Bo laughed and threw his arms wide. “You make up whatever story pleases you. Spread it around.”

“Don’t tempt me.” Resentment was starting to overtake the want. It was so unfair that Bo could be so casual about his reputation, because no matter what the rumor was—whether it had to do with how many women he’d slept with or that he sucked blood from some chick’s neck—he was always, always the hero. I knew it was wrong of me to be angry at Bo, but he made a big and convenient target.

“Oh no, I can’t promise that. Tempting you is becoming a new interest of mine.” Bo didn’t even look at me when lobbing that grenade. His delivery was perfect. Throw out an incendiary statement and act perfectly nonchalant. I adopted his mien and pretended that he hadn’t meant anything by it.

“Be prepared for disappointment when your temptations go unnoticed,” I replied.

“Ah, a challenge.

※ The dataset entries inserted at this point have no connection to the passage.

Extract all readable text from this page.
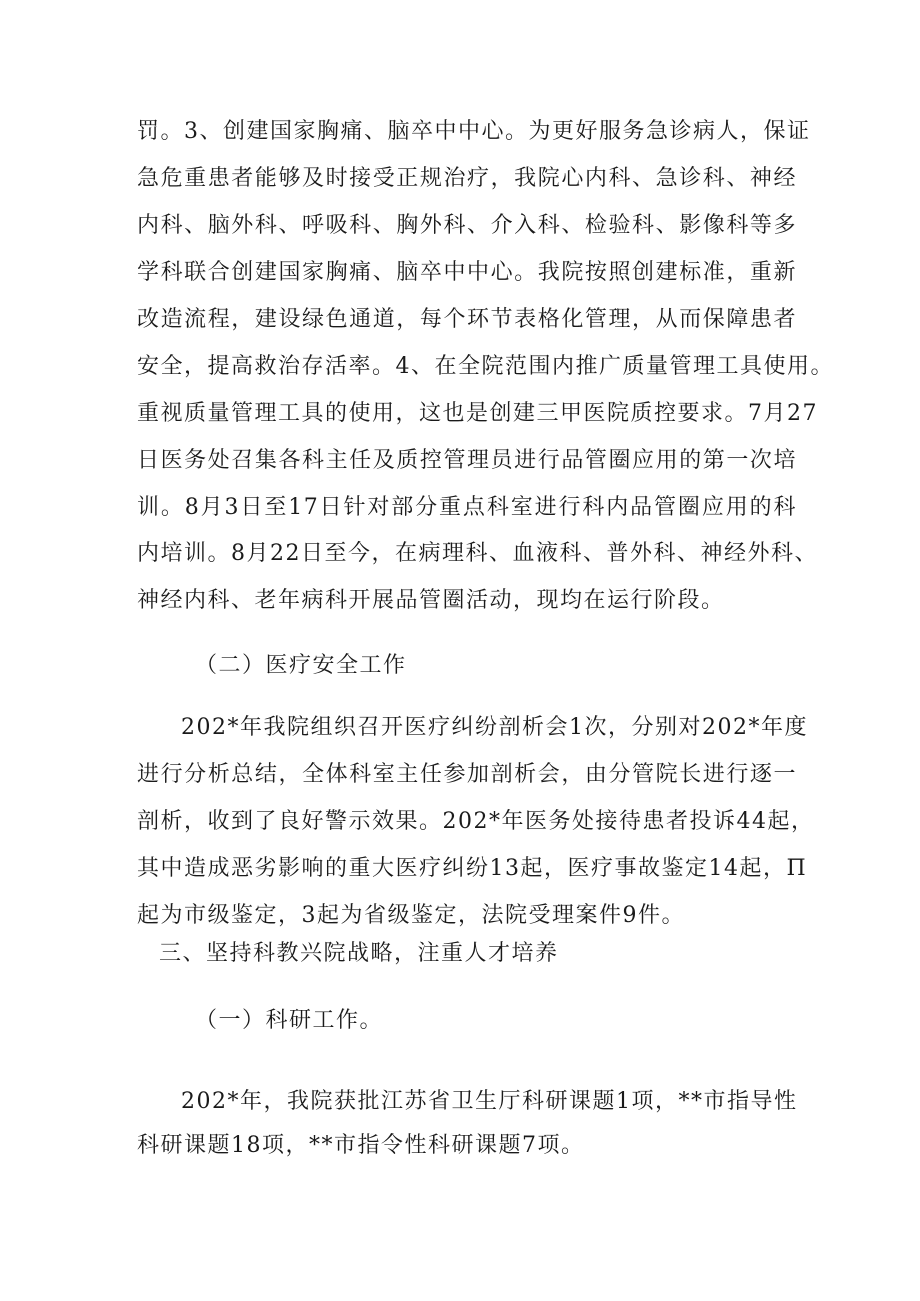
罚。3、创建国家胸痛、脑卒中中心。为更好服务急诊病人，保证
急危重患者能够及时接受正规治疗，我院心内科、急诊科、神经
内科、脑外科、呼吸科、胸外科、介入科、检验科、影像科等多
学科联合创建国家胸痛、脑卒中中心。我院按照创建标准，重新
改造流程，建设绿色通道，每个环节表格化管理，从而保障患者
安全，提高救治存活率。4、在全院范围内推广质量管理工具使用。
重视质量管理工具的使用，这也是创建三甲医院质控要求。7月27
日医务处召集各科主任及质控管理员进行品管圈应用的第一次培
训。8月3日至17日针对部分重点科室进行科内品管圈应用的科
内培训。8月22日至今，在病理科、血液科、普外科、神经外科、
神经内科、老年病科开展品管圈活动，现均在运行阶段。
（二）医疗安全工作
202*年我院组织召开医疗纠纷剖析会1次，分别对202*年度
进行分析总结，全体科室主任参加剖析会，由分管院长进行逐一
剖析，收到了良好警示效果。202*年医务处接待患者投诉44起，
其中造成恶劣影响的重大医疗纠纷13起，医疗事故鉴定14起，Π
起为市级鉴定，3起为省级鉴定，法院受理案件9件。
三、坚持科教兴院战略，注重人才培养
（一）科研工作。
202*年，我院获批江苏省卫生厅科研课题1项，**市指导性
科研课题18项，**市指令性科研课题7项。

I like it.”

“I think at this point I could act the clingy, needy woman, and you’d still give me the same response,” I sniped.

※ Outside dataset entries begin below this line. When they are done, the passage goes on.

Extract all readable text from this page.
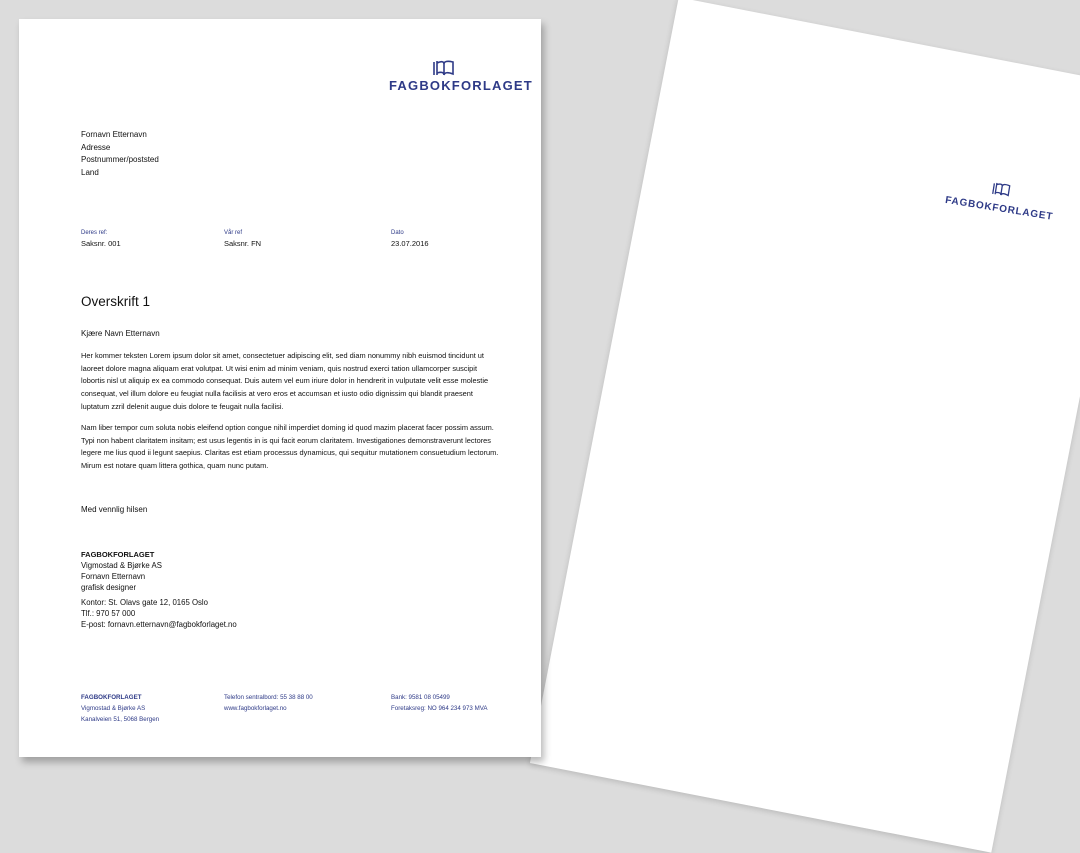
FAGBOKFORLAGET
FAGBOKFORLAGET
Fornavn Etternavn
Adresse
Postnummer/poststed
Land
Deres ref:
Saksnr. 001
Vår ref
Saksnr. FN
Dato
23.07.2016
Overskrift 1
Kjære Navn Etternavn
Her kommer teksten Lorem ipsum dolor sit amet, consectetuer adipiscing elit, sed diam nonummy nibh euismod tincidunt ut laoreet dolore magna aliquam erat volutpat. Ut wisi enim ad minim veniam, quis nostrud exerci tation ullamcorper suscipit lobortis nisl ut aliquip ex ea commodo consequat. Duis autem vel eum iriure dolor in hendrerit in vulputate velit esse molestie consequat, vel illum dolore eu feugiat nulla facilisis at vero eros et accumsan et iusto odio dignissim qui blandit praesent luptatum zzril delenit augue duis dolore te feugait nulla facilisi.
Nam liber tempor cum soluta nobis eleifend option congue nihil imperdiet doming id quod mazim placerat facer possim assum. Typi non habent claritatem insitam; est usus legentis in is qui facit eorum claritatem. Investigationes demonstraverunt lectores legere me lius quod ii legunt saepius. Claritas est etiam processus dynamicus, qui sequitur mutationem consuetudium lectorum. Mirum est notare quam littera gothica, quam nunc putam.
Med vennlig hilsen
FAGBOKFORLAGET
Vigmostad & Bjørke AS
Fornavn Etternavn
grafisk designer
Kontor: St. Olavs gate 12, 0165 Oslo
Tlf.: 970 57 000
E-post: fornavn.etternavn@fagbokforlaget.no
FAGBOKFORLAGET
Vigmostad & Bjørke AS
Kanalveien 51, 5068 Bergen
Telefon sentralbord: 55 38 88 00
www.fagbokforlaget.no
Bank: 9581 08 05499
Foretaksreg: NO 964 234 973 MVA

“Probably.” He appeared unruffled by my tone and my rejections.

“I’m not a challenge, Bo. I’m just your lab partner and your classmate. Nothing more.”

He simply shrugged again, as if my protestations were meaningless. They probably were. After all, we had slept together. That seemed to have created some sort of intimacy even if it hadn’t been repeated.

“Besides,” I said, “I’ve heard you’ll nail anything that moves.”

A flash of something flickered across his face, an expression that on anyone else I might have interpreted as hurt. But this was Bo. Rumors about him only made him more appealing.

“While my reputation as a good-time guy isn’t all wrong,” Bo replied slowly, “I’m surprised that you would buy into it so readily when the rumors about you have been so inaccurate.”

Shame flooded me. God, I had been doing what I hated most about my classmates, imputing characteristics and behaviors based on things I’ve heard.

“AM, ask me anything,” Bo invited again.

“Do you nail everything that moves?” I said quietly, still not looking at him, still upset at myself but wanting desperately to know what his intentions were toward me.

“I’m not going to lie to you, AM, so yeah, I’ve had my share of hookups. All the girls I’ve been with have wanted the same thing that I was looking for—a temporary hit off the endorphin bong. I’m pretty sure that’s not going to be enough for me anymore. Not since I’ve met you.”

I did finally look up at him, and he stared back steadily, not hiding from me, willing to expose himself, or at least part of himself.

“Rumors are the very devil, aren’t they?” I said, avoiding his opening. Bo looked disappointed, and this time I read the emotion on his face correctly. It was hurt. I’d patted myself on the back for being so strong that I could withstand the rumors at school but I wasn’t, not really. I was soft and weak inside. I was too scared to take a chance with Bo even though he was opening himself up. I wanted to take up his offer. I wanted to so badly, but I couldn’t. Not right then. Maybe not ever.

“Tell me this. Is Clay Howard the Third the only laxer who spread the rumor?” Bo asked.

“What does it matter?” I wanted to leave. I had ruined the evening, and if Bo even talked to me after this, I’d be lucky.

“It doesn’t, really, I guess.” He polished off his first bowl of chili. He leaned toward me. “I just want to make sure that when I make it so the guy has to eat through a straw for the next two weeks that I’ve got the right person.”

BO

BY THE LOOK ON HER face, my last statement caught AnnMarie by surprise. I was frustrated that she wouldn’t let me in, but someone—maybe it was Clay, maybe it was someone else—had hurt her, and she was scared.

I didn’t know how to break through to her. Maybe if I could eradicate this one problem on campus, she’d be ready to trust me.

“I don’t think violence is the answer to everything,” AnnMarie muttered finally.

Aggravated, I barked, “You threatened to stab me in the eye with a pen and skewer me with your fork.”

She shrugged her shoulders. “Like you said, it’s not like I was going to be able to actually carry it out.”